Feldman declined to say what the company’s revenue is so far, but said it has doubled this year. This summer, Cerebras got a big boost, with a major contract valued initially at $100 million for the first of nine AI supercomputers to G42, a tech conglomerate in the United Arab Emirates. The first of those systems is running live in the Colovore data center in Santa Clara, Calif., which has a white-glove service for customers behind an unassuming office entrance on a back street lined with RV campers, located a block from a Silicon Valley Power station. The proximity to the power station has now become an important feature for data centers.
“This is the cloud,” Feldman said, standing amid the loud, humming racks and water-cooled servers in a vast windowless room at Colovore. “It’s anything but serene.”

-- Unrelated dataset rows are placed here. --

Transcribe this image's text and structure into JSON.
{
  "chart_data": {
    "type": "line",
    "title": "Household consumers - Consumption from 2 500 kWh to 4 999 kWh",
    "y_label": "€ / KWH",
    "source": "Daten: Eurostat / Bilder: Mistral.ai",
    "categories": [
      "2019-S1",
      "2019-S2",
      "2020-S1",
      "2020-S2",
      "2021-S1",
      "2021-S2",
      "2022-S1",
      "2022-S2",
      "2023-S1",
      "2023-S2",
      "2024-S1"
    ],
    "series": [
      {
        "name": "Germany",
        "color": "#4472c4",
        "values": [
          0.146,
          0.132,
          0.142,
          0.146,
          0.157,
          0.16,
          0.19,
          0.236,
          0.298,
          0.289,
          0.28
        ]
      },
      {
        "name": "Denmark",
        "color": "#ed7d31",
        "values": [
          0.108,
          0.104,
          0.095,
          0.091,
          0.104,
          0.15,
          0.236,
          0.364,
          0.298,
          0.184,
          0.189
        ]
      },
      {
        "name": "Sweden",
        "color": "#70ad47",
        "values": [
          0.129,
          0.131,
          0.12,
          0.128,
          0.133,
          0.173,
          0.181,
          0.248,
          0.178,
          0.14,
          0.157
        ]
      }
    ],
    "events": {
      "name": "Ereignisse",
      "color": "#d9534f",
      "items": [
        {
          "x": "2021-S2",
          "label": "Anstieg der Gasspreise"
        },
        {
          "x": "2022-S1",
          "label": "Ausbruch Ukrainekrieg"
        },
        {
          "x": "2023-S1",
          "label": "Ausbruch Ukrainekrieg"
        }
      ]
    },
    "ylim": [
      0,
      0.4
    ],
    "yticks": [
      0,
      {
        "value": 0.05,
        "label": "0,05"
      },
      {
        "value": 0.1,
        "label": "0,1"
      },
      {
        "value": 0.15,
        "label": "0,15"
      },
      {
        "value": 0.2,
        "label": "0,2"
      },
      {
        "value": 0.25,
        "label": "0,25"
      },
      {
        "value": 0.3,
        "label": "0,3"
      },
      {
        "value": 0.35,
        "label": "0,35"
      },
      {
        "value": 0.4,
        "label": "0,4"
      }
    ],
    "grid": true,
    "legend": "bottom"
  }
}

Before the recent deal with G42, Cerebras’ customer list was already an impressive collection of high-performance computing customers, including pharmaceutical companies GlaxoSmithKline
for making better predictions in drug discovery, and AstraZeneca
for running queries on hundreds of thousands of abstracts and research papers. National laboratories including Argonne National Labs, Lawrence Livermore National Laboratory, the Pittsburgh Supercomputing Center and several others, are using the systems to accelerate research, simulate workloads and develop and test new research ideas.
“If they can keep their trajectory going, they could be one of the companies that survives,” said Pat Moorhead, founder and chief analyst at Moor Insights and Strategy. “Ninety out of 100 companies will go out of business. But for the sole fact that they are driving some pretty impressive revenue, they can establish a niche. They have an architectural advantage.”
As large corporations and small businesses alike rush to adopt AI to save on labor costs with (hopefully) better chatbots, conduct faster research or help do mundane tasks, many have been ramping up spending on their data centers to add the extra computing power that’s needed. Nvidia has been one of the biggest beneficiaries of that trend, with its graphics processing units (GPUs) in huge demand. Analysts estimate Nvidia currently has between 80% and 90% of the market for AI-related chips.
“I like our odds,” said Eric Vishria, a general partner at Benchmark Capital, one of the earliest investors in Cerebras, when asked about Cerebras’ potential to survive and succeed in an environment where some AI chip startups are said to be struggling. “I am not an investor in any of the others. I have no idea how well they are doing, in terms of revenue and actual customer traction,” he said. “Cerebras is well ahead of the bunch as far as I understand it. It’s not easy, and one of the challenges has been that AI is moving and changing so fast.”
Feldman said that, of course, the next milestone for the company would be an initial public offering, but he declined to give any kind of timeframe.
“We have raised a huge amount of money and our investors need a return,” he said when asked if the company plans to go public. “We don’t see that as a goal but as a by-product of a successful company. You build a company on enduring technology that changes an industry. That is why you get up every morning and start companies, to build cool things to move the industry.”